Input Injection: Paste <script>alert(1)</script>, '; DROP TABLE users; --, {{7*7}} into fields. Bad: JS alerts (XSS), SQL behavior changes (injection), rendered math (template inj). Fix: Server sanitize, parameterized queries, HTML-encode.
Error Leakage: curl -i https://yourapp.com/api/users/99999999, malformed JSON, wrong method. Bad: Stack traces, DB names, paths. Fix: Generic prod errors, log server-side, NODE_ENV=production.
Dependency Vulns: npm audit or pip audit. Bad: High/critical like lodash <4.17.21 prototype pollution. Fix: Update or patch.
HTTPS/Headers: Load http://, curl -sI https://yourapp.com, securityheaders.com. Bad: No redirect, missing HSTS/CSP/X-Content-Type-Options/X-Frame-Options (D/F grade). Fix: Redirect middleware, add headers.
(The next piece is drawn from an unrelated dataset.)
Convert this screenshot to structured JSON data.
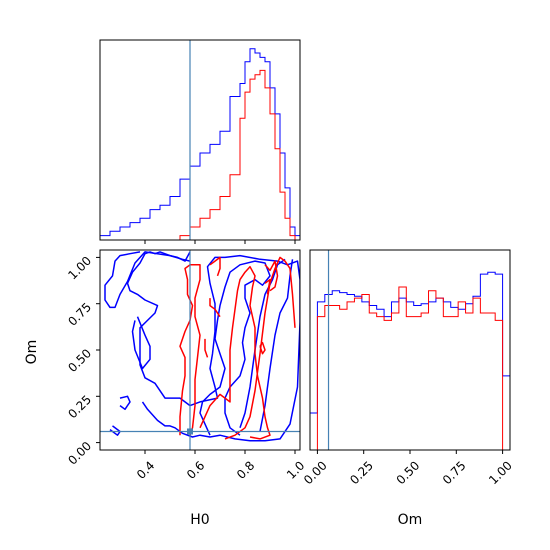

Exposed Routes: curl -i /admin, /debug, /swagger, /.env. Bad: Non-404 responses, docs, env dumps. Fix: Auth docs, 404 unknown routes, block sensitive files.
These map to 6 OWASP Top 10 categories most exploited in AI code, turning open doors into locked ones.
Automate and Enforce Security in Workflows
Post-feature, paste the OWASP prompt into AI for findings with fixes. For consistency, use agent-workflow-kit's Sentinel subagent (@"SENTINEL (agent)" review): threat-models assets, data flows, STRIDE analysis, OWASP remediations. Enforce by default via OpenSSF rules file (.cursorrules/CLAUDE.md) baking security into every generation.
Immediate actions: Run checks/script now, CI npm/pip audit, prompt-review per feature (+10 min), fix criticals (secrets/auth) first. JS-Blanket fixes (null-protos, depth limits, frozen exports, CI audit) prove even seniors miss AI-blind spots—check before others exploit.